Even when locked, roles/caps get reset on upgrade

dfumagalli · 3 November 2019 20:27

Hello,

I need fine control of my level 1 members, so I am using capabilities.
They work very well, I have no issues with them, no issues protecting pages, no issues protecting files.

In order to prevent these capabilities from being reset on S2Member update, I have read and implemented what’s told in the “Locking s2Member Roles/Capabilities” article.

As the article says, when I press the “Reset Roles/Capabilities” button in the Dashboard, I correctly get the message indicating that Roles/Capabilities have been locked. Therefore, the suggested MU addon is working.

However, the last S2Member update totally reset the capabilities and now I have a website that is completely unprotected.

What gives? How can I debug this?

clavaque · 4 November 2019 22:56

Hi Dario.

The latest release didn’t change anything that would affect the behavior of your hack to lock the roles/capabilities.

Did you update/change anything else lately that could have affected the effectiveness of the lock?

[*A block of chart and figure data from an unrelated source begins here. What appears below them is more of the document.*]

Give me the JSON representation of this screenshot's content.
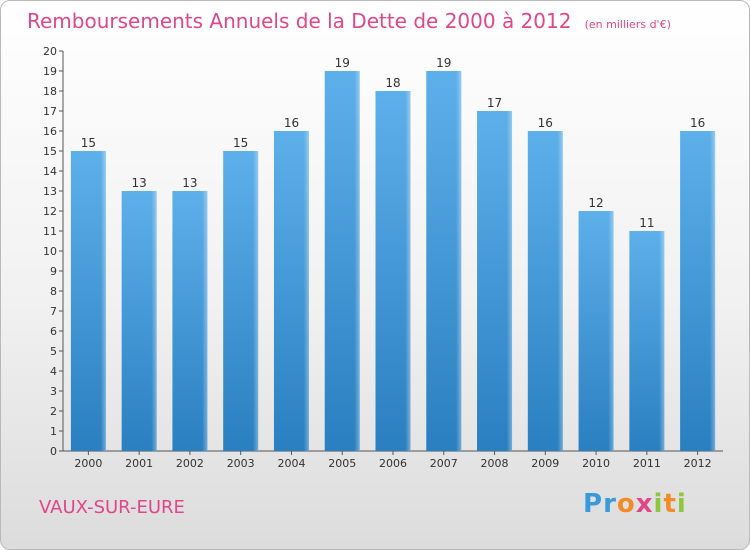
{
  "title": "Remboursements Annuels de la Dette de 2000 à 2012",
  "unit": "(en milliers d'€)",
  "commune": "VAUX-SUR-EURE",
  "logo": "Proxiti",
  "colors": {
    "title": "#e0468a",
    "bar_top": "#5db0ea",
    "bar_bottom": "#2a7fc0",
    "label": "#333333"
  },
  "chart_data": {
    "type": "bar",
    "title": "Remboursements Annuels de la Dette de 2000 à 2012",
    "categories": [
      "2000",
      "2001",
      "2002",
      "2003",
      "2004",
      "2005",
      "2006",
      "2007",
      "2008",
      "2009",
      "2010",
      "2011",
      "2012"
    ],
    "values": [
      15,
      13,
      13,
      15,
      16,
      19,
      18,
      19,
      17,
      16,
      12,
      11,
      16
    ],
    "ylim": [
      0,
      20
    ],
    "yticks": [
      0,
      1,
      2,
      3,
      4,
      5,
      6,
      7,
      8,
      9,
      10,
      11,
      12,
      13,
      14,
      15,
      16,
      17,
      18,
      19,
      20
    ],
    "grid": false,
    "legend": "none"
  }
}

dfumagalli · 4 November 2019 23:09

No. It’s a website made to host courses, each subscriber receives one capability for each course he paid. It worked until the last update, now it lost all capabilities so even non subscribed people can view everything in the whole protected website.

Users still retained assigned capabilities, the pages lost both the “Page Level Restriction” and “Require Custom Capabilities” values.

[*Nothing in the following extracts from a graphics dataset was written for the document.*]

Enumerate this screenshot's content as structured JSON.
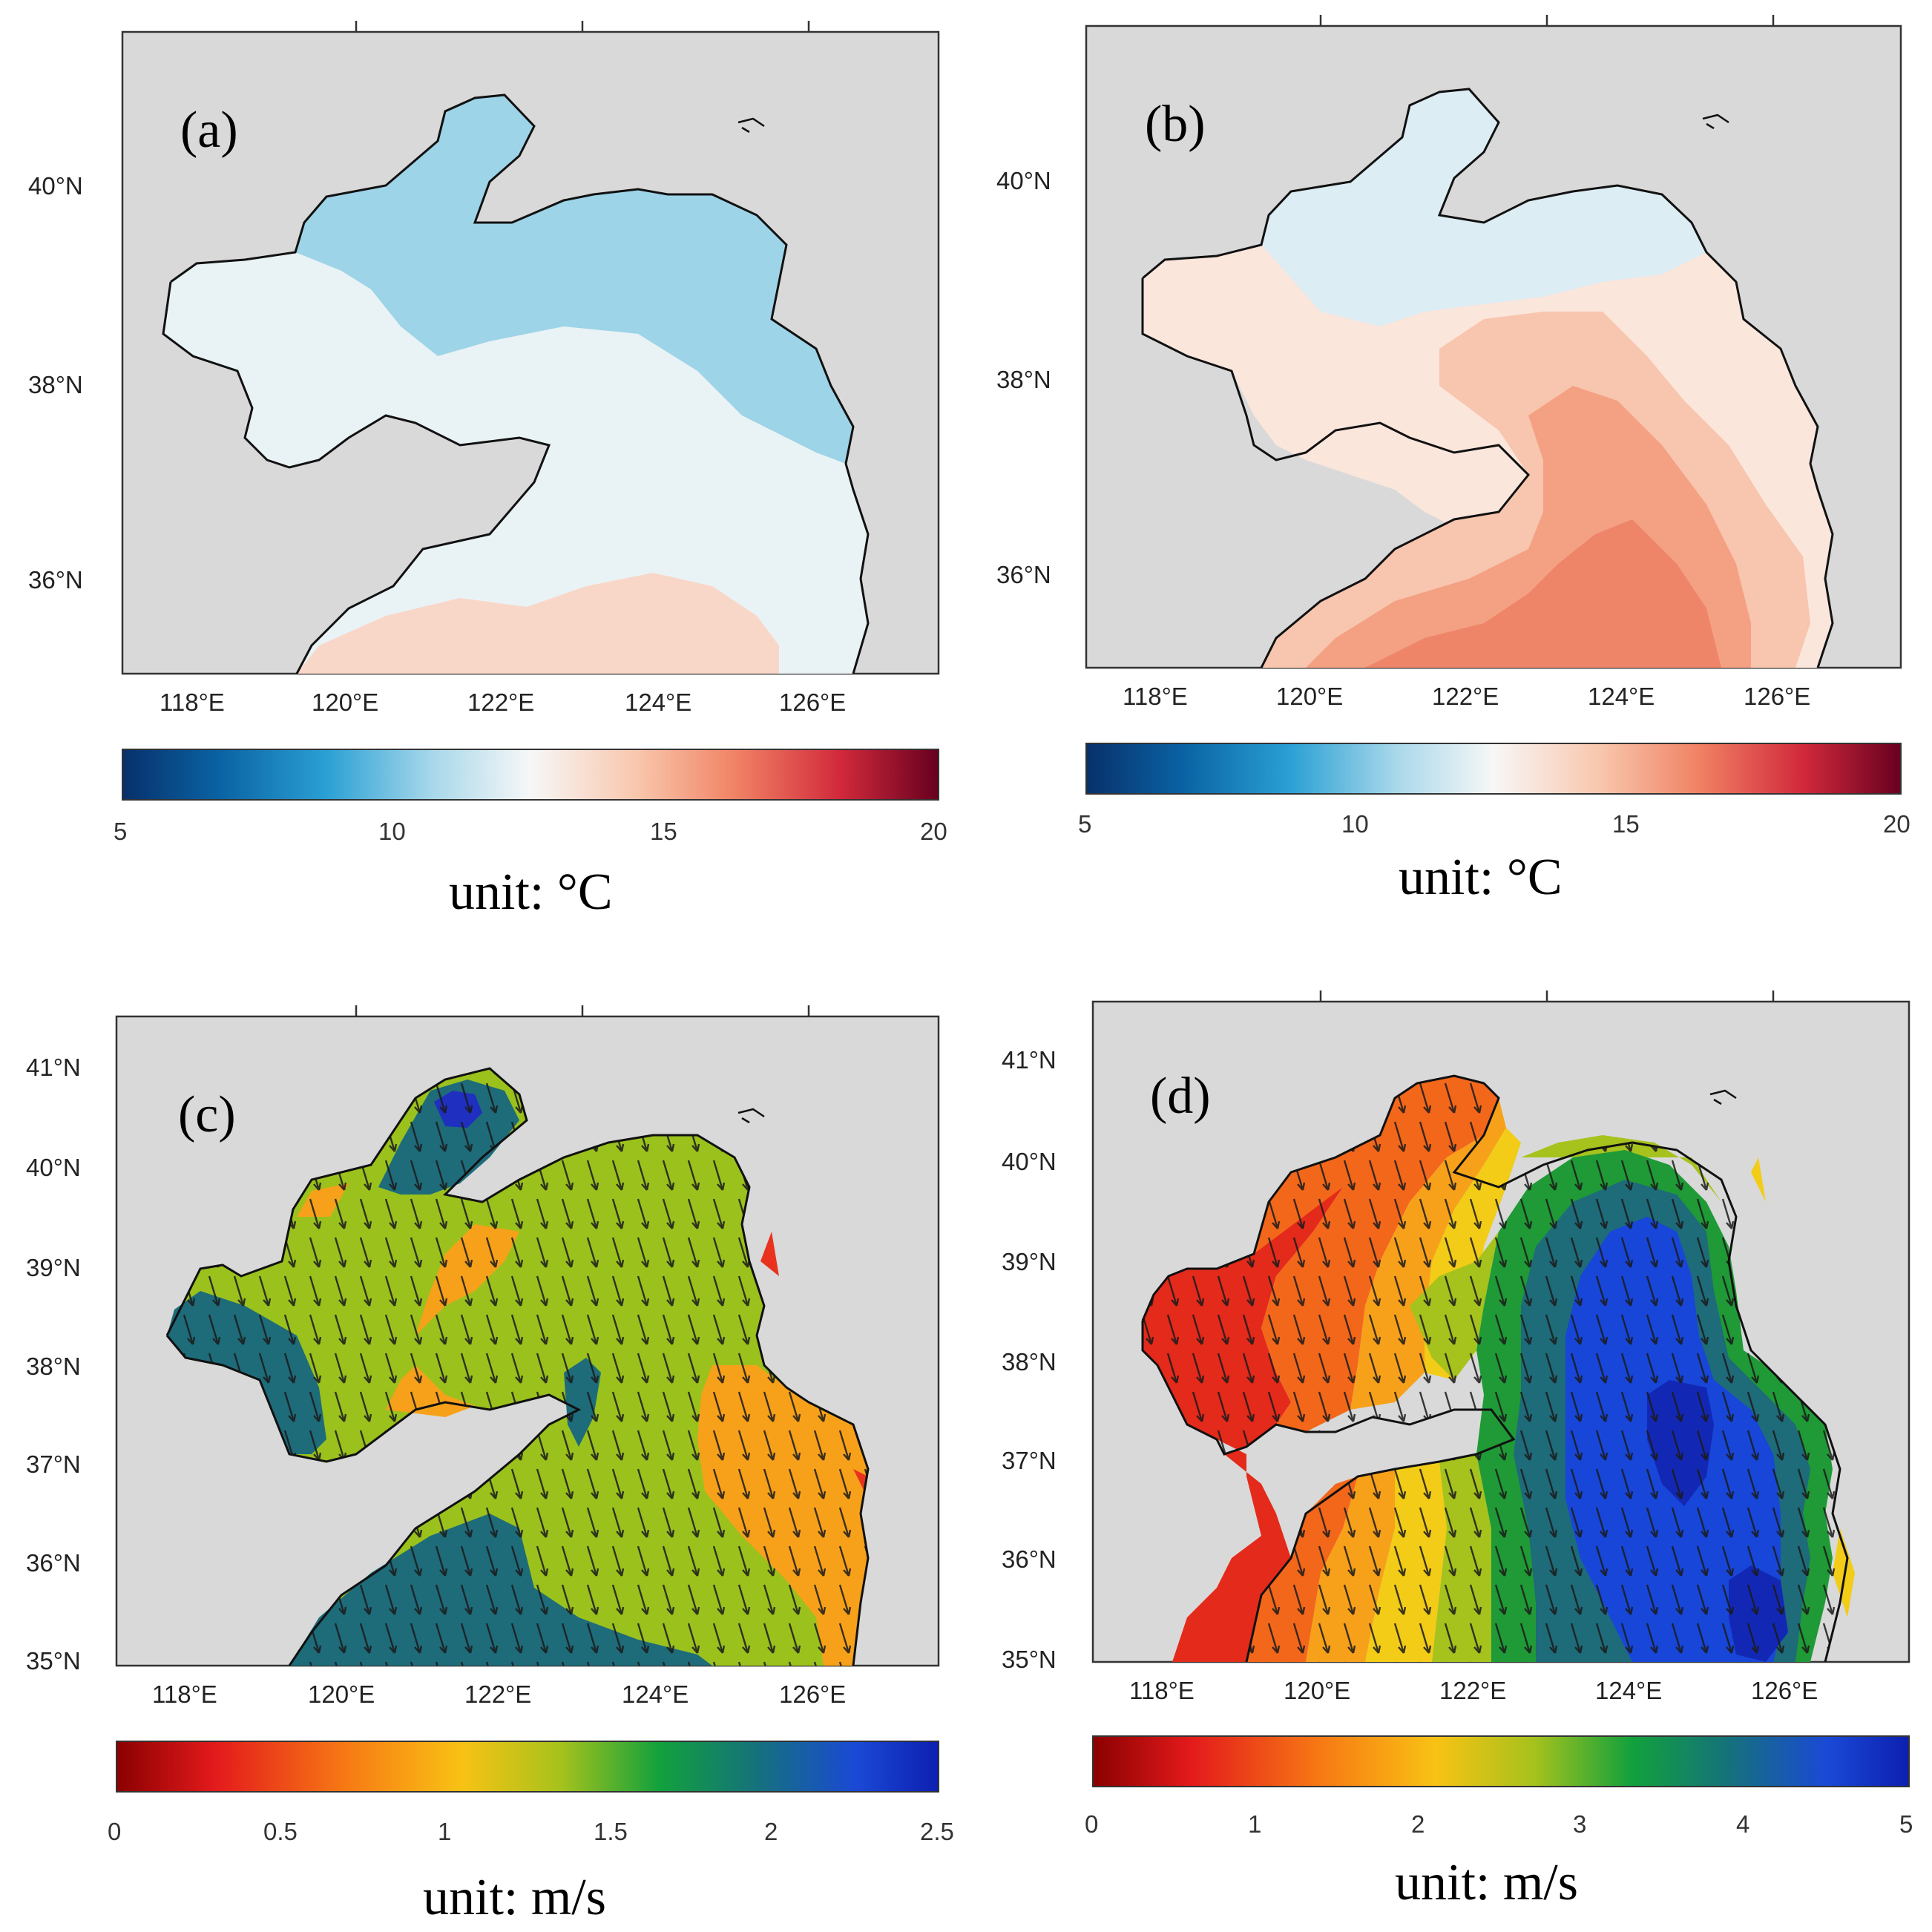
{
  "figure": {
    "panels": [
      {
        "id": "a",
        "label": "(a)",
        "lon_ticks": [
          "118°E",
          "120°E",
          "122°E",
          "124°E",
          "126°E"
        ],
        "lat_ticks": [
          "40°N",
          "38°N",
          "36°N"
        ],
        "colorbar": {
          "ticks": [
            "5",
            "10",
            "15",
            "20"
          ],
          "unit": "unit: °C",
          "cmap": "rdbu",
          "range": [
            5,
            20
          ]
        },
        "field_colors": [
          "#9dd4e8",
          "#e9f3f6",
          "#f9d7c8"
        ]
      },
      {
        "id": "b",
        "label": "(b)",
        "lon_ticks": [
          "118°E",
          "120°E",
          "122°E",
          "124°E",
          "126°E"
        ],
        "lat_ticks": [
          "40°N",
          "38°N",
          "36°N"
        ],
        "colorbar": {
          "ticks": [
            "5",
            "10",
            "15",
            "20"
          ],
          "unit": "unit: °C",
          "cmap": "rdbu",
          "range": [
            5,
            20
          ]
        },
        "field_colors": [
          "#ddedf4",
          "#fbe6dc",
          "#f8c5ae",
          "#f4a083",
          "#ee8468"
        ]
      },
      {
        "id": "c",
        "label": "(c)",
        "lon_ticks": [
          "118°E",
          "120°E",
          "122°E",
          "124°E",
          "126°E"
        ],
        "lat_ticks": [
          "41°N",
          "40°N",
          "39°N",
          "38°N",
          "37°N",
          "36°N",
          "35°N"
        ],
        "colorbar": {
          "ticks": [
            "0",
            "0.5",
            "1",
            "1.5",
            "2",
            "2.5"
          ],
          "unit": "unit: m/s",
          "cmap": "jet_r",
          "range": [
            0,
            2.5
          ]
        },
        "field_colors": [
          "#9bc11d",
          "#1e6b7a",
          "#f7a11a",
          "#1f2fbf",
          "#e8321e"
        ]
      },
      {
        "id": "d",
        "label": "(d)",
        "lon_ticks": [
          "118°E",
          "120°E",
          "122°E",
          "124°E",
          "126°E"
        ],
        "lat_ticks": [
          "41°N",
          "40°N",
          "39°N",
          "38°N",
          "37°N",
          "36°N",
          "35°N"
        ],
        "colorbar": {
          "ticks": [
            "0",
            "1",
            "2",
            "3",
            "4",
            "5"
          ],
          "unit": "unit: m/s",
          "cmap": "jet_r",
          "range": [
            0,
            5
          ]
        },
        "field_colors": [
          "#e42a1a",
          "#f3671b",
          "#f7a11a",
          "#f2cc17",
          "#a6c21c",
          "#1f9a36",
          "#1e6b7a",
          "#1746d9",
          "#1327b5"
        ]
      }
    ]
  },
  "colors": {
    "land": "#d9d9d9",
    "coast": "#111111",
    "frame": "#333333",
    "arrow": "#1a1a1a"
  }
}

clavaque · 4 November 2019 23:17

Let me see if I understand… So the custom capabilities for the roles did not get lost, but the level restrictions for pages did?

Do you have the Deactivation Safeguards enabled? WP admin > s2Member > General > Deactivation Safeguards

dfumagalli · 4 November 2019 23:26

the pages lost both the “Page Level Restriction” and “Require Custom Capabilities” values

I only have WP admin > s2Member > General > Deletion Safeguards

Here is what I have:

dfumagalli · 4 November 2019 23:26

and here is the MU plugin acting as the instructions say it should:

clavaque · 6 November 2019 22:43

Thanks for the update.

Okay. The Deletion Safeguards looks good. You should not have lost the restrictions you had configured. There’s obviously something wrong specific to your installation, others aren’t losing their configuration on update with the safeguards enabled.

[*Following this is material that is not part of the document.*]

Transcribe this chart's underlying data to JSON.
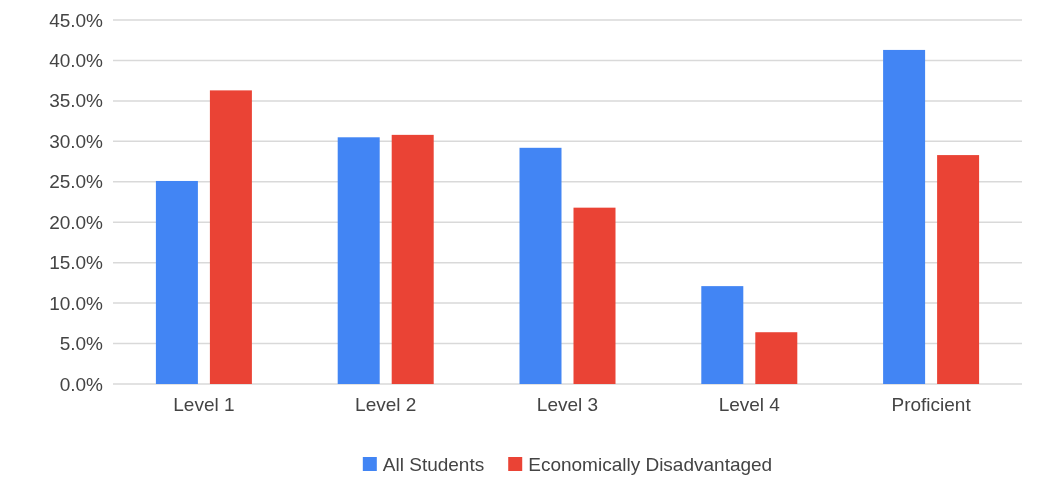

It may be hard to troubleshoot this in the production site. Can you create a clean WP installation, add an older s2Member, configure it, and then update to the latest to see if you can reproduce the problem? If it works fine, then try adding things from your production site, one by one, testing after each to see if the problem shows up then.

I look forward to your update.

dfumagalli · 6 November 2019 22:45

Thank you, Cristián,

I cannot do this immediately, but we are planning a new server in the coming weeks. I’ll do this and then update you about this.